Nearly half of all crashes examined by the Highway Loss Data Institute in 2007 were rear-end collisions, a type of accident that information swapping between cars could virtually eliminate.

“It’s really a communications technology,” Poe said. “You don’t have to wait a decade for this to happen. Because technology is moving so fast, you will get some applications that will be developed in the interim. You will still see companies and entrepreneurs trying to develop additional applications.”

NHTSA hopes a pilot program with 3,000 cars underway in Ann Arbor, Mich., will prove the reliability of the technology. The testing of vehicle-to-vehicle communication, or V2V, continues through summer 2013, and if all goes well officials plan to grapple with the policy issues by the end of next year.

V2V is just half of the technological equation. Even while it is busy chatting with other vehicles, the car transmitter also will be talking on the same short-range bandwidth with helpful friends at the roadside.

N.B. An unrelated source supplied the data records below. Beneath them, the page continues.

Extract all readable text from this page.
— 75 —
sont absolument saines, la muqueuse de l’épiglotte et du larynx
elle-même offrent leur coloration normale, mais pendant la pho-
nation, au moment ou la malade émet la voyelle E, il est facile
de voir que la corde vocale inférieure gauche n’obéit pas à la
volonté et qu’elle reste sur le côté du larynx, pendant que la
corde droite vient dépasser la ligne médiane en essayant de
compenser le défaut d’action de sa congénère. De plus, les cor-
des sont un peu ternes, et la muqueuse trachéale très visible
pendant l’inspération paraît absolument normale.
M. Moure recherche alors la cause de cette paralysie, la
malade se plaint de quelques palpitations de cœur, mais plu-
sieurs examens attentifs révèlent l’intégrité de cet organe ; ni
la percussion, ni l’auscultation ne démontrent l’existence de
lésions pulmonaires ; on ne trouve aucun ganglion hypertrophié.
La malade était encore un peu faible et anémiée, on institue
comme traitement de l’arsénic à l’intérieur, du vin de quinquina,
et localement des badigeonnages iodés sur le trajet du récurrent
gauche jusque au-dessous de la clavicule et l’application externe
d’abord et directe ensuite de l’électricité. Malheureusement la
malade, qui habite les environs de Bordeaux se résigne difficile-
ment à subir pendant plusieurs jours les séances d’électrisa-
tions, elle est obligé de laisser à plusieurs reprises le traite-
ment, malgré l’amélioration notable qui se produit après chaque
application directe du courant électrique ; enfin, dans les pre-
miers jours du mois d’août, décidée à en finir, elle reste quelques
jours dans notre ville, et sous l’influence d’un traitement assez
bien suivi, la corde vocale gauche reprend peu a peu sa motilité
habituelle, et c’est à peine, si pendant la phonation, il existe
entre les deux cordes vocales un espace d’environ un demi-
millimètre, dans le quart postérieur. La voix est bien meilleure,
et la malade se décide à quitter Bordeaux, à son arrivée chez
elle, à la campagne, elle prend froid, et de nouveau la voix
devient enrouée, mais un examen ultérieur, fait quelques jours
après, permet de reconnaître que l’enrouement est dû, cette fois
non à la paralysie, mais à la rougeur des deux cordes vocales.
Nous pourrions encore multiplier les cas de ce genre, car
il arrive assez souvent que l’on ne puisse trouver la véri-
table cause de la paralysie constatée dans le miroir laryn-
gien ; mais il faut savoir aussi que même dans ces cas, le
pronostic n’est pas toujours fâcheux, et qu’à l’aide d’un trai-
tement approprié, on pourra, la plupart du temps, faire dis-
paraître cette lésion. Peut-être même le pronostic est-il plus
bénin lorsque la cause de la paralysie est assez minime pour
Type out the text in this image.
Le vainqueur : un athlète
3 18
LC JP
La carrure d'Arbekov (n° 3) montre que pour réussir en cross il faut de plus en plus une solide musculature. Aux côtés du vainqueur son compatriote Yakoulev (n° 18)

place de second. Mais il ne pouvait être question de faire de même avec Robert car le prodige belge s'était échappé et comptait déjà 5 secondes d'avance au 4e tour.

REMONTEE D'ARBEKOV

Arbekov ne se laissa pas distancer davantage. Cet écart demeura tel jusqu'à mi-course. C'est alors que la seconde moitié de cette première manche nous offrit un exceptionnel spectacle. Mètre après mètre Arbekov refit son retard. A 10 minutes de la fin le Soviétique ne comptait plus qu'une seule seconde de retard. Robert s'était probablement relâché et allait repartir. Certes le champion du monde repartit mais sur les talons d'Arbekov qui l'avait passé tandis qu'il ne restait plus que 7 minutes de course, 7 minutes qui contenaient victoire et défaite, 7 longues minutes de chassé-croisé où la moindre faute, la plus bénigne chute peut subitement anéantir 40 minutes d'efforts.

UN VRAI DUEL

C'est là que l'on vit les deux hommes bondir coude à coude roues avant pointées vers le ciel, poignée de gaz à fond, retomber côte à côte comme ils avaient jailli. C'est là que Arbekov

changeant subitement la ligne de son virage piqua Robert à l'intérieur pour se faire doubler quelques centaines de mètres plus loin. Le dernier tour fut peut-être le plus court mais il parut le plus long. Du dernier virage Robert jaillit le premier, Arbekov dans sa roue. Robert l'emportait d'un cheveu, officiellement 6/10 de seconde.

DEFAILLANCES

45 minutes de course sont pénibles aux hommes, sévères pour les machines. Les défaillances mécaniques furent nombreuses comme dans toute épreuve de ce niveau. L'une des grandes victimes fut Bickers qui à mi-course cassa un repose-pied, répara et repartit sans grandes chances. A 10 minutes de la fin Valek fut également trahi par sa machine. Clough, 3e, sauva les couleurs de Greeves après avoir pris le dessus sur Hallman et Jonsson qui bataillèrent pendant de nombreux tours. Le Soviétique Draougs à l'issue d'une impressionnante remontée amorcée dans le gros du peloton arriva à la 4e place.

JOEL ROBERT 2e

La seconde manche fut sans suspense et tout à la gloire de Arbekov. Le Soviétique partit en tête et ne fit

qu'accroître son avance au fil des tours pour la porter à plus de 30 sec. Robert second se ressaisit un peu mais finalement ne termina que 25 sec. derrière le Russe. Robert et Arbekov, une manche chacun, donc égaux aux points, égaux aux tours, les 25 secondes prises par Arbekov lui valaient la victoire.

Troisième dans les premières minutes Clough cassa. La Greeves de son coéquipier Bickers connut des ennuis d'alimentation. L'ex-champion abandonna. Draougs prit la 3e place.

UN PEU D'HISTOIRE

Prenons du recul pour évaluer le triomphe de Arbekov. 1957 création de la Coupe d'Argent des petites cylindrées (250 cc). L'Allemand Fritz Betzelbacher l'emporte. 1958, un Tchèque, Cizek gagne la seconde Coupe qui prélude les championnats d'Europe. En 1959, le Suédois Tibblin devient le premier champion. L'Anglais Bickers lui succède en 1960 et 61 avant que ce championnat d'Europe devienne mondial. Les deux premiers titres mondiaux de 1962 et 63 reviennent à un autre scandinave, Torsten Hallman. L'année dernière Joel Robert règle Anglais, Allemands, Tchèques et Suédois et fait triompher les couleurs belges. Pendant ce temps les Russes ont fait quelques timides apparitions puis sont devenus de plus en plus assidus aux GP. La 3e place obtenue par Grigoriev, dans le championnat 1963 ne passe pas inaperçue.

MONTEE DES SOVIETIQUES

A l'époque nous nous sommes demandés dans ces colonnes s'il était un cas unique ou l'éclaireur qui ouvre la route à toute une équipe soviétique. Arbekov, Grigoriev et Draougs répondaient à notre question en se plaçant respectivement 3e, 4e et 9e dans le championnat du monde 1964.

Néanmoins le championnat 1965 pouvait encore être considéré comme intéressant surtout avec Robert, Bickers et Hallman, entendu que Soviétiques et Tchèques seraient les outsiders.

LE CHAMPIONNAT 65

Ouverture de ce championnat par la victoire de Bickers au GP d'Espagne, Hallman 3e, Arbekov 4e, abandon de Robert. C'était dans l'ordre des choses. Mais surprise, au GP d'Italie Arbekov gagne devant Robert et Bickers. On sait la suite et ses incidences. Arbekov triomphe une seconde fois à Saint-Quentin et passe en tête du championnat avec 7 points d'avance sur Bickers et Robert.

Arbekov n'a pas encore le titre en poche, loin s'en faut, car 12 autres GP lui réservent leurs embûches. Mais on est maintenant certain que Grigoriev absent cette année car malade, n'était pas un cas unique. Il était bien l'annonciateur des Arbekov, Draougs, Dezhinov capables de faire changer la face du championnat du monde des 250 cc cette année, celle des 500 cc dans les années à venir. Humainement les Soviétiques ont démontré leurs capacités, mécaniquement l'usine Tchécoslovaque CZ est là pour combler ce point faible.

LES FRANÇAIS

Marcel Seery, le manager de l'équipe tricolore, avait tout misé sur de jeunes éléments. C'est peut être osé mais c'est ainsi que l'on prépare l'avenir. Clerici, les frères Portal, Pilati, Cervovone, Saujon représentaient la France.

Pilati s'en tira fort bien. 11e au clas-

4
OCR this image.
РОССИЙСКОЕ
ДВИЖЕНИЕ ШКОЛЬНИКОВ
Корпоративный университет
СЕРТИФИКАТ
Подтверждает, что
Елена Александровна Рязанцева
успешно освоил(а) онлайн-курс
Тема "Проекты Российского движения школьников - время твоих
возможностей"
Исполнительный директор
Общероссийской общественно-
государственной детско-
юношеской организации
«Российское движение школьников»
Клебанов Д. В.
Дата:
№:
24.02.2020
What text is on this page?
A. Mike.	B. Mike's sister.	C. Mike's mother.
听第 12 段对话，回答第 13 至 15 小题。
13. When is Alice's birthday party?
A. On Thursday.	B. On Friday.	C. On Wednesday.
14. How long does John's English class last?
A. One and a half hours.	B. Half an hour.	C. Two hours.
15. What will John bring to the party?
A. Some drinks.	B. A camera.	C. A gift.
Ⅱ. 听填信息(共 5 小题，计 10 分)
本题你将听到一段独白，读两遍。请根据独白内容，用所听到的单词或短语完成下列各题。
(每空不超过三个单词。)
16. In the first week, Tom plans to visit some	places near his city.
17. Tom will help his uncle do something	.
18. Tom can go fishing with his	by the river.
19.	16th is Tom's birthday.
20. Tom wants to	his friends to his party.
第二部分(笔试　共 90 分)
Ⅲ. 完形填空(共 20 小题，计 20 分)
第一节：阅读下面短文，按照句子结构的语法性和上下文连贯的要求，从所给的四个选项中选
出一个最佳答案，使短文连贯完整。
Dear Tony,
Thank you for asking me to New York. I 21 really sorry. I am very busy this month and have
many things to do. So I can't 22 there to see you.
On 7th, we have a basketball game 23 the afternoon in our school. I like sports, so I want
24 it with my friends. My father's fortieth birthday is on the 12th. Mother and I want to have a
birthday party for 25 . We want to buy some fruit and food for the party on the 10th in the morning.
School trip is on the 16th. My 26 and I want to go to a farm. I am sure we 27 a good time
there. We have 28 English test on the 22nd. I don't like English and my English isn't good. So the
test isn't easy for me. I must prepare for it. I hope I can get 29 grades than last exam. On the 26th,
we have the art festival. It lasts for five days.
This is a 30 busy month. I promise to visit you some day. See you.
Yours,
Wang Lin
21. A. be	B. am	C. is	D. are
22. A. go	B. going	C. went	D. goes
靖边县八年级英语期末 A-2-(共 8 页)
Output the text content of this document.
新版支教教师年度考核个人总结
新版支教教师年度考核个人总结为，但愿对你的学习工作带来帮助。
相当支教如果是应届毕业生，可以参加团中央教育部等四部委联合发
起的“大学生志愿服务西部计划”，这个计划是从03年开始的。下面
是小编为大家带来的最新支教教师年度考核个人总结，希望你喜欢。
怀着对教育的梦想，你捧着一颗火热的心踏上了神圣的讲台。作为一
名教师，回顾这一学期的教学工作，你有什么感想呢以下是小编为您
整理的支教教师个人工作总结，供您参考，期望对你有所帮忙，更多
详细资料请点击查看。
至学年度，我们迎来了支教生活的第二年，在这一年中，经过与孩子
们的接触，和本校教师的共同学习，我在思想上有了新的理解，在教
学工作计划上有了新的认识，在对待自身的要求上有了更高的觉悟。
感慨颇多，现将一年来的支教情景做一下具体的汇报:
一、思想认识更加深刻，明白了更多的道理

This is called vehicle-to-infrastructure, or V2I, communication, and it provides the car with a steady stream of useful information — for example, about an accident or work zone that is slowing traffic just over the next hill. Linked with a couple of useful tools, such as the Global Positioning System, V2I could suggest a bailout route that would get you home faster.

V2I also communicates with traffic signals. With reliable V2I information, the dream commute of catching green lights all the way home would not require alignment of the stars.

“You can adjust traffic signals to allow more traffic to travel through what we call the green band, so they don’t get stopped as much,” said Poe, who specializes in V2I research. “If you have the roadside talking to the vehicle, you can tell the driver, ‘Hey, if you drive at this speed you’re less likely to hit red lights,’ and where you lose a lot of your fuel efficiency is stopping and accelerating from a dead stop.”

It may take a decade or longer before all vehicles are fully equipped, but the vanguard of what is to come already is in evidence on U.S. roadways.